Las Galeras is as international as Las Terrenas, but less touristy and less luxurious maybe. In Las Terrenas there’s a long line of restaurants with western menus along the beach. Las Galeras has a few hotels and one resort, a couple of western restaurants and overall it’s quiet. There are many expats, that manage a restaurant, a cafè, teach English or that are simply retired but can’t rest, they come here to take over some sort of business, often real estates. It’s a nice quiet village, probably because it’s at the end of the road, at the furthest end of the Samanà peninsula, it’s not a place that you pass by by chance.
Las Galeras is the first place where at 7am people are still sleeping. There’s someone at the restaurant, but few people. Maybe because it’s Sunday or because they are more relaxed.
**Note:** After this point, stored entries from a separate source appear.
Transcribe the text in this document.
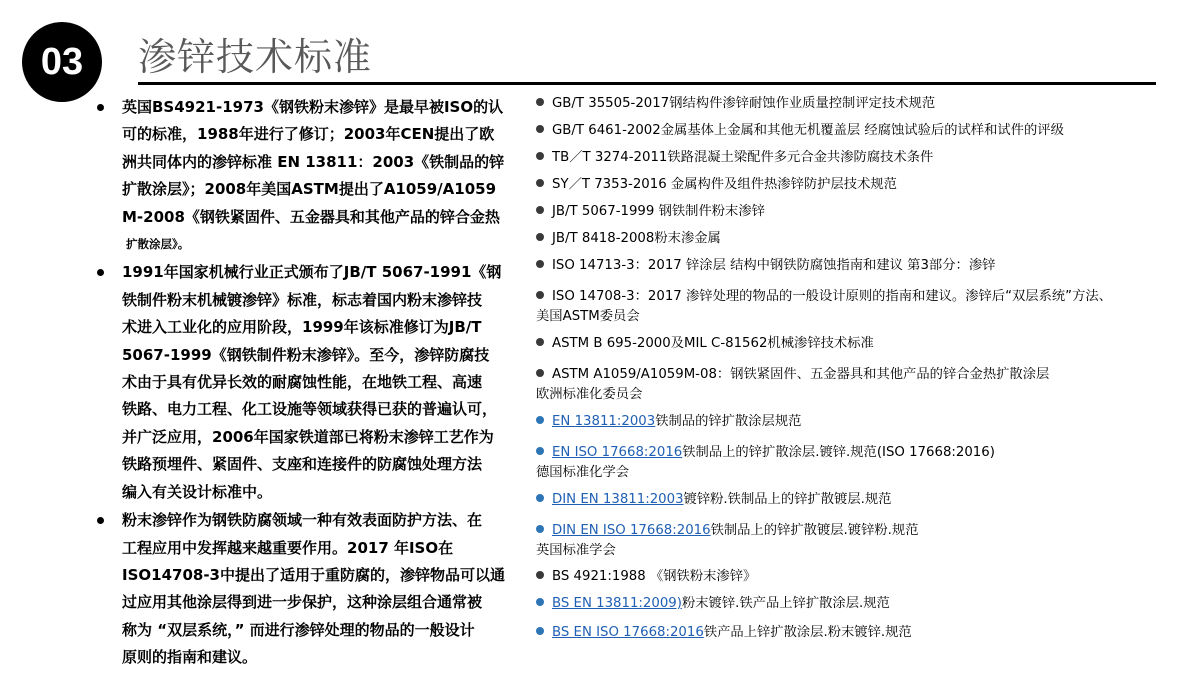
03	渗锌技术标准
英国BS4921-1973《钢铁粉末渗锌》是最早被ISO的认
可的标准，1988年进行了修订；2003年CEN提出了欧
洲共同体内的渗锌标准 EN 13811：2003《铁制品的锌
扩散涂层》；2008年美国ASTM提出了A1059/A1059
M-2008《钢铁紧固件、五金器具和其他产品的锌合金热
扩散涂层》。
1991年国家机械行业正式颁布了JB/T 5067-1991《钢
铁制件粉末机械镀渗锌》标准，标志着国内粉末渗锌技
术进入工业化的应用阶段，1999年该标准修订为JB/T
5067-1999《钢铁制件粉末渗锌》。至今，渗锌防腐技
术由于具有优异长效的耐腐蚀性能，在地铁工程、高速
铁路、电力工程、化工设施等领域获得已获的普遍认可，
并广泛应用，2006年国家铁道部已将粉末渗锌工艺作为
铁路预埋件、紧固件、支座和连接件的防腐蚀处理方法
编入有关设计标准中。
粉末渗锌作为钢铁防腐领域一种有效表面防护方法、在
工程应用中发挥越来越重要作用。2017 年ISO在
ISO14708-3中提出了适用于重防腐的，渗锌物品可以通
过应用其他涂层得到进一步保护，这种涂层组合通常被
称为 “双层系统，” 而进行渗锌处理的物品的一般设计
原则的指南和建议。
GB/T 35505-2017钢结构件渗锌耐蚀作业质量控制评定技术规范
GB/T 6461-2002金属基体上金属和其他无机覆盖层 经腐蚀试验后的试样和试件的评级
TB／T 3274-2011铁路混凝土梁配件多元合金共渗防腐技术条件
SY／T 7353-2016 金属构件及组件热渗锌防护层技术规范
JB/T 5067-1999 钢铁制件粉末渗锌
JB/T 8418-2008粉末渗金属
ISO 14713-3：2017 锌涂层 结构中钢铁防腐蚀指南和建议 第3部分：渗锌
ISO 14708-3：2017 渗锌处理的物品的一般设计原则的指南和建议。渗锌后“双层系统”方法、
美国ASTM委员会
ASTM B 695-2000及MIL C-81562机械渗锌技术标准
ASTM A1059/A1059M-08：钢铁紧固件、五金器具和其他产品的锌合金热扩散涂层
欧洲标准化委员会
EN 13811:2003铁制品的锌扩散涂层规范
EN ISO 17668:2016铁制品上的锌扩散涂层.镀锌.规范(ISO 17668:2016)
德国标准化学会
DIN EN 13811:2003镀锌粉.铁制品上的锌扩散镀层.规范
DIN EN ISO 17668:2016铁制品上的锌扩散镀层.镀锌粉.规范
英国标准学会
BS 4921:1988 《钢铁粉末渗锌》
BS EN 13811:2009)粉末镀锌.铁产品上锌扩散涂层.规范
BS EN ISO 17668:2016铁产品上锌扩散涂层.粉末镀锌.规范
The area by the sea is dedicated to tourists (with a couple of luxurious hotels and a resort), but just behind this line of buildings there are places for local residents and for poor tourists like us.
Here comes the gua-gua. A lady with a nice perfume is going to Costa Rica. She was talking with another passenger about her blood pressure and cholesterol. They were saying that we should eat less fat food, less salt, drink a lot of water and walk. Mmmm.. I do walk. The rest, I’m very bad at it. We are not living a healthy trip: we eat a lot of fried food (chicken, potatoes, fish, pork, even bananas), we drink little water because we don’t want to carry it around, we have a lot of salt. When we go back home we need to detox.
12.21 HATO MAYOR
From Samanà we took a ferry to cross the gulf; as soon as we got on the other side, in Sabana de la Mer, we took a gua-gua to Hato Mayor, where we’ll have to change and take another one to Higuey and then another to Boca de Yuma. I think we should be there by 3pm. It’s nice to be back on the road.
3.50pm Boca de Yuma, Hotel El Viejo Pirata.
So pretty! There’s a road separating the hotel from the ocean, but the shade of the terrace and the sea breeze make me feel quite comfortable here too. The owner, Sandro, has been here for three days. Before there was another guy, also Italian from Trieste, that for some reason got tired; he still lives here, with the second Dominican wife and a daughter, but it’s now Sandro who manages the hotel. Sandro has a son that manages a resort in Juan Dolio, the place where we are going next. Sandro can ask him to make us a good price, but I doubt it will be cheaper than the hippy hotel mentioned in the Lonely Planet. We only have a thousand pesos left, tomorrow we’ll have to go back to Higuey, at about one hour from here, to look for a bank.